Le CEO de OTOY parle aussi de systèmes d’affichage holographiques pour lesquels il voit un grand avenir.
“Nous avons aussi des systèmes d’affichage holographiques que les gens ne prenaient pas au sérieux jusqu’à ce qu’ils voient des hologrames humains utilisant des OLEDs. Les futurs NFT existeront sous cette forme dans nos tablettes et téléphones et c’est comme regarder dehors depuis une fenêtre sans casque ni lunette, c’est une véritable simulation et il n’y a rien de comparable. Le rendu nécessaire est 1.000 fois supérieur à la technologie 4K, il faudra donc une grande capacité de calcul locale, sur le cloud ou sur le Render Network pour rendre ces expériences réelles. Heureusement à mesure que le Render Network grandit et que le coût de rendu diminue nous pourrons offrir des solutions, y compris pour un rendu live. Ces systèmes de rendu holographiques c’est le futur, vous n’aurez pas besoin de lunettes quand ces systèmes seront aussi bon marché que les OLEDs le sont aujourd’hui et ça arrivera dans les 10-15 ans”.
Jules Urbach, CEO de OTOY.
D’autres entreprises investissent et innovent pour saisir les opportunités offertes par la création de ces métavers. Sony a récemment breveté et présenté le prototype d’un casque de réalité virtuelle nouvelle génération. Cette nouvelle technologie permettrait de réduire très significativement la sensation de vertige qu’expérimenteraient 75% des utilisateurs grâce à l’amélioration de la définition de l’image.
La recherche universitaire américaine y met aussi du sien. Le MIT (Massachusetts Institute of Technology) a présenté le mois dernier une technique novatrice de “Machine Learning” qui génère des scènes 3D à partir d’images 2D à une vitesse 15.000 fois plus rapide que les modèles existants. En découvrant cette innovation voici la réaction d’un professeur de l’université concurrente de Stanford :
« Le rendu neuronal a récemment permis un rendu photoréaliste et l’édition d’images à partir d’un ensemble clairsemé d’images. Malheureusement, toutes les techniques existantes sont très coûteuses en calcul, empêchant les applications qui nécessitent un traitement en temps réel comme la vidéoconférence. Ce projet fait un grand pas vers une nouvelle génération d’algorithmes de rendu neuronal efficaces et mathématiquement élégants.”

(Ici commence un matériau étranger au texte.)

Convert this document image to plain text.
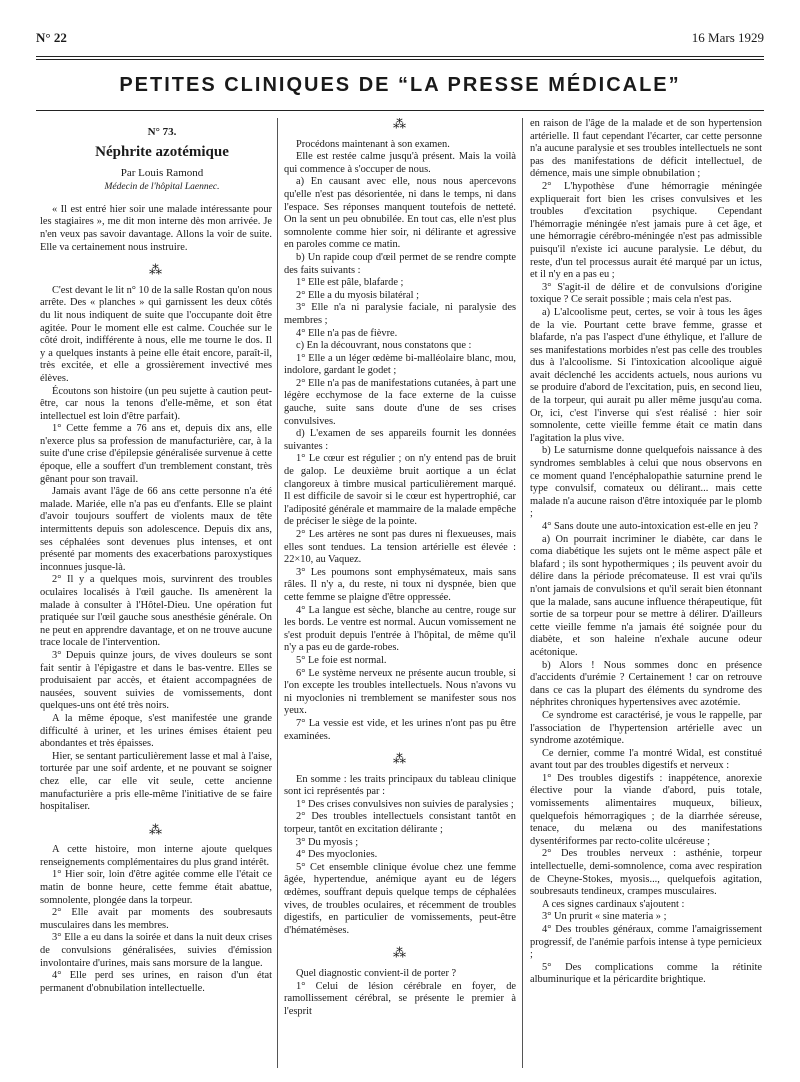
N° 22	16 Mars 1929
PETITES CLINIQUES DE “LA PRESSE MÉDICALE”

N° 73.

Néphrite azotémique

Par Louis Ramond

Médecin de l'hôpital Laennec.

« Il est entré hier soir une malade intéressante pour les stagiaires », me dit mon interne dès mon arrivée. Je n'en veux pas savoir davantage. Allons la voir de suite. Elle va certainement nous instruire.

⁂

C'est devant le lit n° 10 de la salle Rostan qu'on nous arrête. Des « planches » qui garnissent les deux côtés du lit nous indiquent de suite que l'occupante doit être agitée. Pour le moment elle est calme. Couchée sur le côté droit, indifférente à nous, elle me tourne le dos. Il y a quelques instants à peine elle était encore, paraît-il, très excitée, et elle a grossièrement invectivé mes élèves.

Écoutons son histoire (un peu sujette à caution peut-être, car nous la tenons d'elle-même, et son état intellectuel est loin d'être parfait).

1° Cette femme a 76 ans et, depuis dix ans, elle n'exerce plus sa profession de manufacturière, car, à la suite d'une crise d'épilepsie généralisée survenue à cette époque, elle a souffert d'un tremblement constant, très gênant pour son travail.

Jamais avant l'âge de 66 ans cette personne n'a été malade. Mariée, elle n'a pas eu d'enfants. Elle se plaint d'avoir toujours souffert de violents maux de tête intermittents depuis son adolescence. Depuis dix ans, ses céphalées sont devenues plus intenses, et ont présenté par moments des exacerbations paroxystiques inconnues jusque-là.

2° Il y a quelques mois, survinrent des troubles oculaires localisés à l'œil gauche. Ils amenèrent la malade à consulter à l'Hôtel-Dieu. Une opération fut pratiquée sur l'œil gauche sous anesthésie générale. On ne peut en apprendre davantage, et on ne trouve aucune trace locale de l'intervention.

3° Depuis quinze jours, de vives douleurs se sont fait sentir à l'épigastre et dans le bas-ventre. Elles se produisaient par accès, et étaient accompagnées de nausées, souvent suivies de vomissements, dont quelques-uns ont été très noirs.

A la même époque, s'est manifestée une grande difficulté à uriner, et les urines émises étaient peu abondantes et très épaisses.

Hier, se sentant particulièrement lasse et mal à l'aise, torturée par une soif ardente, et ne pouvant se soigner chez elle, car elle vit seule, cette ancienne manufacturière a pris elle-même l'initiative de se faire hospitaliser.

⁂

A cette histoire, mon interne ajoute quelques renseignements complémentaires du plus grand intérêt.

1° Hier soir, loin d'être agitée comme elle l'était ce matin de bonne heure, cette femme était abattue, somnolente, plongée dans la torpeur.

2° Elle avait par moments des soubresauts musculaires dans les membres.

3° Elle a eu dans la soirée et dans la nuit deux crises de convulsions généralisées, suivies d'émission involontaire d'urines, mais sans morsure de la langue.

4° Elle perd ses urines, en raison d'un état permanent d'obnubilation intellectuelle.

⁂

Procédons maintenant à son examen.

Elle est restée calme jusqu'à présent. Mais la voilà qui commence à s'occuper de nous.

a) En causant avec elle, nous nous apercevons qu'elle n'est pas désorientée, ni dans le temps, ni dans l'espace. Ses réponses manquent toutefois de netteté. On la sent un peu obnubilée. En tout cas, elle n'est plus somnolente comme hier soir, ni délirante et agressive en paroles comme ce matin.

b) Un rapide coup d'œil permet de se rendre compte des faits suivants :

1° Elle est pâle, blafarde ;

2° Elle a du myosis bilatéral ;

3° Elle n'a ni paralysie faciale, ni paralysie des membres ;

4° Elle n'a pas de fièvre.

c) En la découvrant, nous constatons que :

1° Elle a un léger œdème bi-malléolaire blanc, mou, indolore, gardant le godet ;

2° Elle n'a pas de manifestations cutanées, à part une légère ecchymose de la face externe de la cuisse gauche, suite sans doute d'une de ses crises convulsives.

d) L'examen de ses appareils fournit les données suivantes :

1° Le cœur est régulier ; on n'y entend pas de bruit de galop. Le deuxième bruit aortique a un éclat clangoreux à timbre musical particulièrement marqué. Il est difficile de savoir si le cœur est hypertrophié, car l'adiposité générale et mammaire de la malade empêche de préciser le siège de la pointe.

2° Les artères ne sont pas dures ni flexueuses, mais elles sont tendues. La tension artérielle est élevée : 22×10, au Vaquez.

3° Les poumons sont emphysémateux, mais sans râles. Il n'y a, du reste, ni toux ni dyspnée, bien que cette femme se plaigne d'être oppressée.

4° La langue est sèche, blanche au centre, rouge sur les bords. Le ventre est normal. Aucun vomissement ne s'est produit depuis l'entrée à l'hôpital, de même qu'il n'y a pas eu de garde-robes.

5° Le foie est normal.

6° Le système nerveux ne présente aucun trouble, si l'on excepte les troubles intellectuels. Nous n'avons vu ni myoclonies ni tremblement se manifester sous nos yeux.

7° La vessie est vide, et les urines n'ont pas pu être examinées.

⁂

En somme : les traits principaux du tableau clinique sont ici représentés par :

1° Des crises convulsives non suivies de paralysies ;

2° Des troubles intellectuels consistant tantôt en torpeur, tantôt en excitation délirante ;

3° Du myosis ;

4° Des myoclonies.

5° Cet ensemble clinique évolue chez une femme âgée, hypertendue, anémique ayant eu de légers œdèmes, souffrant depuis quelque temps de céphalées vives, de troubles oculaires, et récemment de troubles digestifs, en particulier de vomissements, peut-être d'hématémèses.

⁂

Quel diagnostic convient-il de porter ?

1° Celui de lésion cérébrale en foyer, de ramollissement cérébral, se présente le premier à l'esprit

en raison de l'âge de la malade et de son hypertension artérielle. Il faut cependant l'écarter, car cette personne n'a aucune paralysie et ses troubles intellectuels ne sont pas des manifestations de déficit intellectuel, de démence, mais une simple obnubilation ;

2° L'hypothèse d'une hémorragie méningée expliquerait fort bien les crises convulsives et les troubles d'excitation psychique. Cependant l'hémorragie méningée n'est jamais pure à cet âge, et une hémorragie cérébro-méningée n'est pas admissible puisqu'il n'existe ici aucune paralysie. Le début, du reste, d'un tel processus aurait été marqué par un ictus, et il n'y en a pas eu ;

3° S'agit-il de délire et de convulsions d'origine toxique ? Ce serait possible ; mais cela n'est pas.

a) L'alcoolisme peut, certes, se voir à tous les âges de la vie. Pourtant cette brave femme, grasse et blafarde, n'a pas l'aspect d'une éthylique, et l'allure de ses manifestations morbides n'est pas celle des troubles dus à l'alcoolisme. Si l'intoxication alcoolique aiguë avait déclenché les accidents actuels, nous aurions vu se produire d'abord de l'excitation, puis, en second lieu, de la torpeur, qui aurait pu aller même jusqu'au coma. Or, ici, c'est l'inverse qui s'est réalisé : hier soir somnolente, cette vieille femme était ce matin dans l'agitation la plus vive.

b) Le saturnisme donne quelquefois naissance à des syndromes semblables à celui que nous observons en ce moment quand l'encéphalopathie saturnine prend le type convulsif, comateux ou délirant... mais cette malade n'a aucune raison d'être intoxiquée par le plomb ;

4° Sans doute une auto-intoxication est-elle en jeu ?

a) On pourrait incriminer le diabète, car dans le coma diabétique les sujets ont le même aspect pâle et blafard ; ils sont hypothermiques ; ils peuvent avoir du délire dans la période précomateuse. Il est vrai qu'ils n'ont jamais de convulsions et qu'il serait bien étonnant que la malade, sans aucune influence thérapeutique, fût sortie de sa torpeur pour se mettre à délirer. D'ailleurs cette vieille femme n'a jamais été soignée pour du diabète, et son haleine n'exhale aucune odeur acétonique.

b) Alors ! Nous sommes donc en présence d'accidents d'urémie ? Certainement ! car on retrouve dans ce cas la plupart des éléments du syndrome des néphrites chroniques hypertensives avec azotémie.

Ce syndrome est caractérisé, je vous le rappelle, par l'association de l'hypertension artérielle avec un syndrome azotémique.

Ce dernier, comme l'a montré Widal, est constitué avant tout par des troubles digestifs et nerveux :

1° Des troubles digestifs : inappétence, anorexie élective pour la viande d'abord, puis totale, vomissements alimentaires muqueux, bilieux, quelquefois hémorragiques ; de la diarrhée séreuse, tenace, du melæna ou des manifestations dysentériformes par recto-colite ulcéreuse ;

2° Des troubles nerveux : asthénie, torpeur intellectuelle, demi-somnolence, coma avec respiration de Cheyne-Stokes, myosis..., quelquefois agitation, soubresauts tendineux, crampes musculaires.

A ces signes cardinaux s'ajoutent :

3° Un prurit « sine materia » ;

4° Des troubles généraux, comme l'amaigrissement progressif, de l'anémie parfois intense à type pernicieux ;

5° Des complications comme la rétinite albuminurique et la péricardite brightique.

Gordon Wetzstein, professeur agrégé de génie électrique à l’Université de Stanford
Alors certes le métavers ultime n’est pas pour demain et franchir un tel saut technologique ne peut se faire en un claquement de doigt mais de nombreuses personnes talentueuses mettent énormément de temps, d’argent et de passion à l’ouvrage. Les évolutions technologiques dans le monde des cryptos, NFT et métavers avancent à une vitesse qui inspire l’humilité et certains semblent bien mal inspirés de porter sur ces gens déraisonnables un regard condescendant. Profitons-en pour rappeler que le premier vol motorisé d’Orville Wright n’a parcouru que 37 mètres en 12 secondes sans impressioner personne. Les braves gens préféraient largement vélo.